Under the REBUS (RElaxed Beliefs Under psychedelics) model, psychedelics relax the brain's predictive coding hierarchy, allowing bottom-up sensory information to overwhelm top-down expectations, leading to ego dissolution and hyper-connectivity between normally segregated brain regions 16. Awe mimics this process endogenously via MTG deactivation and schema liberation. This shared disruption of entrenched neural hierarchies explains why both naturally occurring awe and psychedelic-assisted therapies are highly effective at breaking loops of depressive rumination, fostering cognitive flexibility, and instilling a durable sense of universal connectedness 1615.
The following table summarizes the neural network dynamics across these distinct but related cognitive states.
| Cognitive State | Default Mode Network (DMN) | Central Executive Network (CEN) | Key Neural Signature | Primary Function |
|---|---|---|---|---|
| Awe | Highly Suppressed | Upregulated (Fronto-Parietal) | MTG Deactivation (Schema Liberation) | External perception and cognitive accommodation |
| Flow | Suppressed | Downregulated (Transient Hypofrontality) | Prefrontal cortex suppression | Optimal performance and action execution |
| Aesthetic Appreciation | Active (Evaluation/Memory) | Active (Associative Thinking) | Balanced Tri-Network Synergy | Cognitive valuation of beauty/art |
| Psychedelic State | Severely Suppressed | Disorganized/Hyper-connected | Global reduction of predictive coding | Ego dissolution and synaptic neuroplasticity |
Methodological Considerations in Awe Research
As the field of affective neuroscience advances, several methodological challenges regarding the measurement and interpretation of awe have surfaced, demanding rigorous analytical frameworks.
Resting-State fMRI and Systemic Noise
Much of the literature regarding the baseline functional connectivity of individuals prone to awe relies on resting-state fMRI (rs-fMRI) metrics, such as the fractional amplitude of low-frequency fluctuations (fALFF) and regional homogeneity (ReHo) 3940. However, the BOLD signal utilized in fMRI is not purely a representation of neural activity; it is intrinsically linked to the vascular response.
Systemic physiological modulators, specifically cerebral blood flow (CBF) and cerebrovascular reactivity (CVR), easily influence these resting-state metrics 4041. Because awe alters autonomic function - modulating heart rate, vagal tone, and sympathetic arousal - it induces systemic cardiovascular changes that can artificially bias BOLD-based functional connectivity measurements 4041. Researchers must employ rigorous general linear models to account for the effect of physiological modulators like venous blood oxygenation and CVR when comparing resting-state networks (DMN, CEN, SN) in awe states versus control states.

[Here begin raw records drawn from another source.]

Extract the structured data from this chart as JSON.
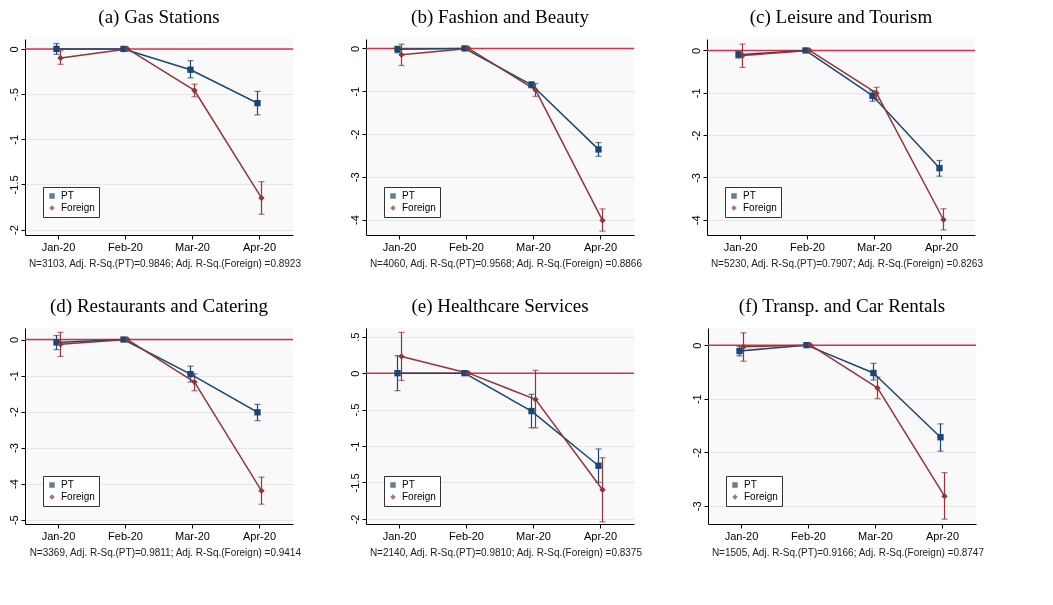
{
  "chart_data": [
    {
      "type": "line",
      "title": "(a) Gas Stations",
      "categories": [
        "Jan-20",
        "Feb-20",
        "Mar-20",
        "Apr-20"
      ],
      "ylim": [
        -2.06,
        0.11
      ],
      "yticks": [
        0,
        {
          "value": -0.5,
          "label": "-.5"
        },
        -1,
        {
          "value": -1.5,
          "label": "-1.5"
        },
        -2
      ],
      "grid": "y",
      "legend": "bottom left",
      "annotations": [
        "N=3103, Adj. R-Sq.(PT)=0.9846; Adj. R-Sq.(Foreign) =0.8923"
      ],
      "ref_lines": [
        {
          "axis": "y",
          "value": 0,
          "color": "#d0324f"
        }
      ],
      "series": [
        {
          "name": "PT",
          "color": "#1a476f",
          "marker": "square",
          "values": [
            0,
            0,
            -0.23,
            -0.6
          ],
          "errors": [
            [
              -0.06,
              0.06
            ],
            null,
            [
              -0.32,
              -0.13
            ],
            [
              -0.73,
              -0.47
            ]
          ]
        },
        {
          "name": "Foreign",
          "color": "#90353b",
          "marker": "diamond",
          "values": [
            -0.1,
            0,
            -0.46,
            -1.65
          ],
          "errors": [
            [
              -0.17,
              -0.02
            ],
            null,
            [
              -0.53,
              -0.39
            ],
            [
              -1.83,
              -1.47
            ]
          ]
        }
      ]
    },
    {
      "type": "line",
      "title": "(b) Fashion and Beauty",
      "categories": [
        "Jan-20",
        "Feb-20",
        "Mar-20",
        "Apr-20"
      ],
      "ylim": [
        -4.36,
        0.22
      ],
      "yticks": [
        0,
        -1,
        -2,
        -3,
        -4
      ],
      "grid": "y",
      "legend": "bottom left",
      "annotations": [
        "N=4060, Adj. R-Sq.(PT)=0.9568; Adj. R-Sq.(Foreign) =0.8866"
      ],
      "ref_lines": [
        {
          "axis": "y",
          "value": 0,
          "color": "#d0324f"
        }
      ],
      "series": [
        {
          "name": "PT",
          "color": "#1a476f",
          "marker": "square",
          "values": [
            -0.02,
            0,
            -0.85,
            -2.36
          ],
          "errors": [
            [
              -0.1,
              0.05
            ],
            null,
            [
              -0.92,
              -0.78
            ],
            [
              -2.52,
              -2.2
            ]
          ]
        },
        {
          "name": "Foreign",
          "color": "#90353b",
          "marker": "diamond",
          "values": [
            -0.15,
            0,
            -0.97,
            -4.02
          ],
          "errors": [
            [
              -0.4,
              0.1
            ],
            null,
            [
              -1.12,
              -0.82
            ],
            [
              -4.27,
              -3.75
            ]
          ]
        }
      ]
    },
    {
      "type": "line",
      "title": "(c) Leisure and Tourism",
      "categories": [
        "Jan-20",
        "Feb-20",
        "Mar-20",
        "Apr-20"
      ],
      "ylim": [
        -4.36,
        0.27
      ],
      "yticks": [
        0,
        -1,
        -2,
        -3,
        -4
      ],
      "grid": "y",
      "legend": "bottom left",
      "annotations": [
        "N=5230, Adj. R-Sq.(PT)=0.7907; Adj. R-Sq.(Foreign) =0.8263"
      ],
      "ref_lines": [
        {
          "axis": "y",
          "value": 0,
          "color": "#d0324f"
        }
      ],
      "series": [
        {
          "name": "PT",
          "color": "#1a476f",
          "marker": "square",
          "values": [
            -0.1,
            0,
            -1.07,
            -2.78
          ],
          "errors": [
            [
              -0.18,
              -0.02
            ],
            null,
            [
              -1.2,
              -0.95
            ],
            [
              -2.97,
              -2.6
            ]
          ]
        },
        {
          "name": "Foreign",
          "color": "#90353b",
          "marker": "diamond",
          "values": [
            -0.12,
            0,
            -1.01,
            -4.0
          ],
          "errors": [
            [
              -0.4,
              0.15
            ],
            null,
            [
              -1.16,
              -0.87
            ],
            [
              -4.24,
              -3.74
            ]
          ]
        }
      ]
    },
    {
      "type": "line",
      "title": "(d) Restaurants and Catering",
      "categories": [
        "Jan-20",
        "Feb-20",
        "Mar-20",
        "Apr-20"
      ],
      "ylim": [
        -5.12,
        0.32
      ],
      "yticks": [
        0,
        -1,
        -2,
        -3,
        -4,
        -5
      ],
      "grid": "y",
      "legend": "bottom left",
      "annotations": [
        "N=3369, Adj. R-Sq.(PT)=0.9811; Adj. R-Sq.(Foreign) =0.9414"
      ],
      "ref_lines": [
        {
          "axis": "y",
          "value": 0,
          "color": "#d0324f"
        }
      ],
      "series": [
        {
          "name": "PT",
          "color": "#1a476f",
          "marker": "square",
          "values": [
            -0.08,
            0,
            -0.96,
            -2.02
          ],
          "errors": [
            [
              -0.28,
              0.11
            ],
            null,
            [
              -1.18,
              -0.74
            ],
            [
              -2.25,
              -1.8
            ]
          ]
        },
        {
          "name": "Foreign",
          "color": "#90353b",
          "marker": "diamond",
          "values": [
            -0.13,
            0,
            -1.18,
            -4.2
          ],
          "errors": [
            [
              -0.47,
              0.2
            ],
            null,
            [
              -1.42,
              -0.95
            ],
            [
              -4.57,
              -3.82
            ]
          ]
        }
      ]
    },
    {
      "type": "line",
      "title": "(e) Healthcare Services",
      "categories": [
        "Jan-20",
        "Feb-20",
        "Mar-20",
        "Apr-20"
      ],
      "ylim": [
        -2.07,
        0.62
      ],
      "yticks": [
        {
          "value": 0.5,
          "label": ".5"
        },
        0,
        {
          "value": -0.5,
          "label": "-.5"
        },
        -1,
        {
          "value": -1.5,
          "label": "-1.5"
        },
        -2
      ],
      "grid": "y",
      "legend": "bottom left",
      "annotations": [
        "N=2140, Adj. R-Sq.(PT)=0.9810; Adj. R-Sq.(Foreign) =0.8375"
      ],
      "ref_lines": [
        {
          "axis": "y",
          "value": 0,
          "color": "#d0324f"
        }
      ],
      "series": [
        {
          "name": "PT",
          "color": "#1a476f",
          "marker": "square",
          "values": [
            0,
            0,
            -0.52,
            -1.27
          ],
          "errors": [
            [
              -0.24,
              0.24
            ],
            null,
            [
              -0.75,
              -0.29
            ],
            [
              -1.5,
              -1.04
            ]
          ]
        },
        {
          "name": "Foreign",
          "color": "#90353b",
          "marker": "diamond",
          "values": [
            0.23,
            0,
            -0.36,
            -1.6
          ],
          "errors": [
            [
              -0.1,
              0.56
            ],
            null,
            [
              -0.75,
              0.04
            ],
            [
              -2.04,
              -1.16
            ]
          ]
        }
      ]
    },
    {
      "type": "line",
      "title": "(f) Transp. and Car Rentals",
      "categories": [
        "Jan-20",
        "Feb-20",
        "Mar-20",
        "Apr-20"
      ],
      "ylim": [
        -3.34,
        0.32
      ],
      "yticks": [
        0,
        -1,
        -2,
        -3
      ],
      "grid": "y",
      "legend": "bottom left",
      "annotations": [
        "N=1505, Adj. R-Sq.(PT)=0.9166; Adj. R-Sq.(Foreign) =0.8747"
      ],
      "ref_lines": [
        {
          "axis": "y",
          "value": 0,
          "color": "#d0324f"
        }
      ],
      "series": [
        {
          "name": "PT",
          "color": "#1a476f",
          "marker": "square",
          "values": [
            -0.11,
            0,
            -0.52,
            -1.72
          ],
          "errors": [
            [
              -0.2,
              -0.02
            ],
            null,
            [
              -0.65,
              -0.34
            ],
            [
              -1.98,
              -1.47
            ]
          ]
        },
        {
          "name": "Foreign",
          "color": "#90353b",
          "marker": "diamond",
          "values": [
            -0.03,
            0,
            -0.8,
            -2.82
          ],
          "errors": [
            [
              -0.3,
              0.23
            ],
            null,
            [
              -1.0,
              -0.6
            ],
            [
              -3.25,
              -2.38
            ]
          ]
        }
      ]
    }
  ]
}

Failure to disentangle vascular response from neural activity may lead to overestimating the specific neural connectivity generated by awe.

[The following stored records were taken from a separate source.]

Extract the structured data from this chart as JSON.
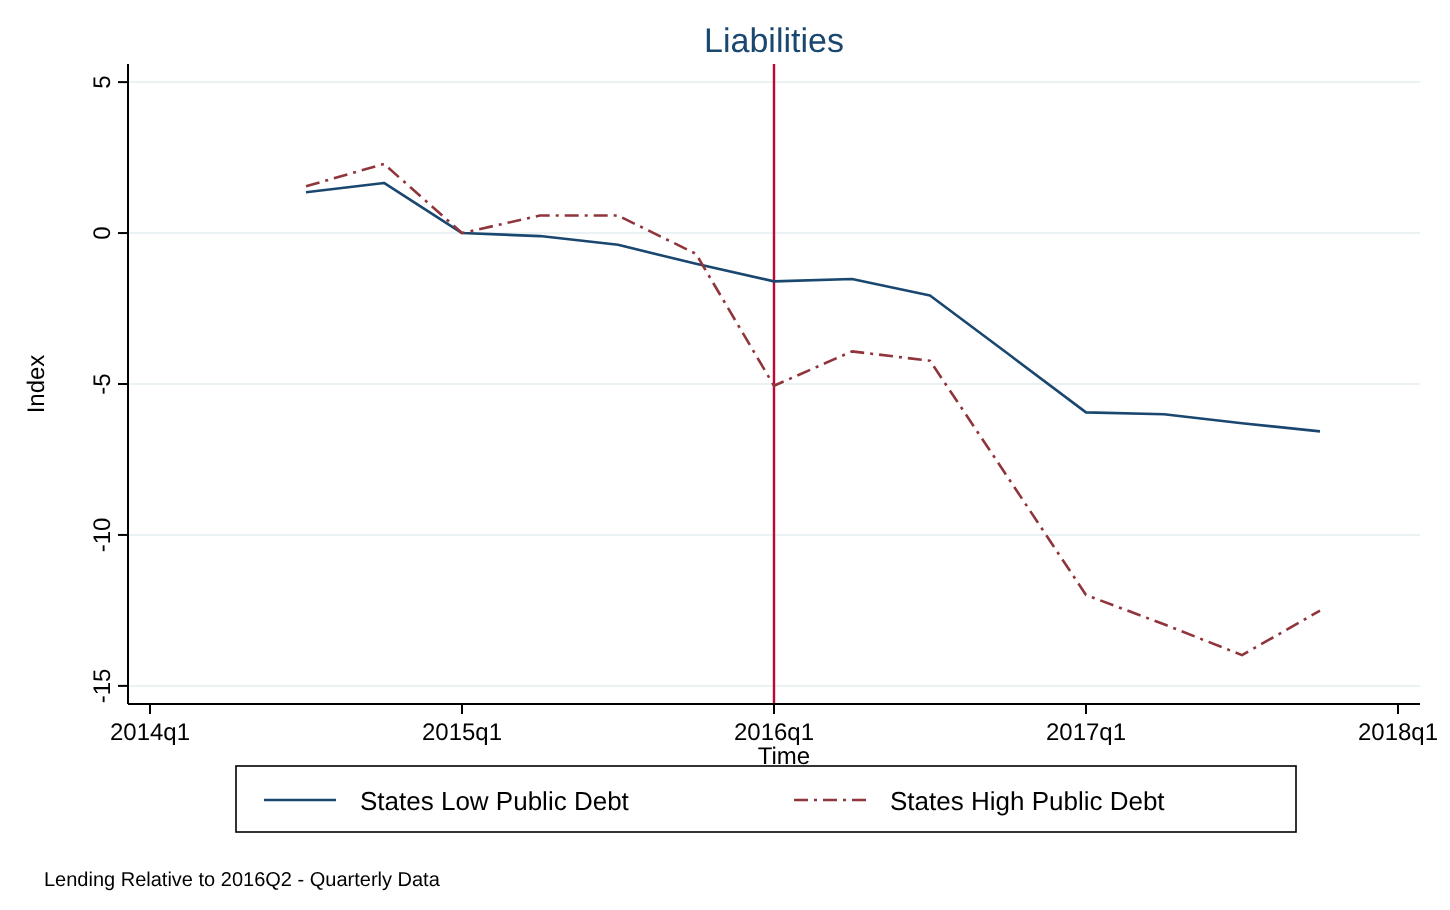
{
  "chart_data": {
    "type": "line",
    "title": "Liabilities",
    "xlabel": "Time",
    "ylabel": "Index",
    "categories": [
      "2014q1",
      null,
      null,
      null,
      "2015q1",
      null,
      null,
      null,
      "2016q1",
      null,
      null,
      null,
      "2017q1",
      null,
      null,
      null,
      "2018q1"
    ],
    "series": [
      {
        "name": "States Low Public Debt",
        "color": "#1a476f",
        "line_style": "solid",
        "values": [
          null,
          null,
          1.35,
          1.66,
          0,
          -0.1,
          -0.39,
          -1.02,
          -1.6,
          -1.52,
          -2.07,
          -4.0,
          -5.94,
          -6.0,
          -6.3,
          -6.57,
          null
        ]
      },
      {
        "name": "States High Public Debt",
        "color": "#90353b",
        "line_style": "dashdot",
        "values": [
          null,
          null,
          1.55,
          2.29,
          0,
          0.58,
          0.58,
          -0.69,
          -5.06,
          -3.92,
          -4.23,
          -8.1,
          -11.99,
          -12.96,
          -13.98,
          -12.51,
          null
        ]
      }
    ],
    "ylim": [
      -15.6,
      5.6
    ],
    "yticks": [
      -15,
      -10,
      -5,
      0,
      5
    ],
    "grid": "y",
    "legend": "bottom",
    "ref_lines": [
      {
        "axis": "x",
        "value": "2016q1",
        "color": "#c10534"
      }
    ],
    "annotations": [
      "Lending Relative to 2016Q2 - Quarterly Data"
    ]
  }
}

Ecological Validity of Stimuli
Finally, the measurement of awe faces inherent challenges regarding ecological validity. The vast majority of neuroimaging studies rely on laboratory-induced awe, typically exposing participants to two-dimensional videos of nature or architecture while they lie immobilized in an MRI scanner 1714. While these methods successfully elicit self-reported awe and measurable neural shifts, they strip the experience of the multisensory immersion, physical risk, and spontaneous unpredictability that characterize real-world transcendent experiences 2433. The discrepancy in piloerection responses and implicit time perception between lab settings and anecdotal reality highlights the limitations of current experimental paradigms. Future research aims to bridge this gap through mobile neuroimaging technologies (such as wearable EEG) and immersive virtual reality environments, allowing for the capture of awe's neurological signatures in ecologically robust settings.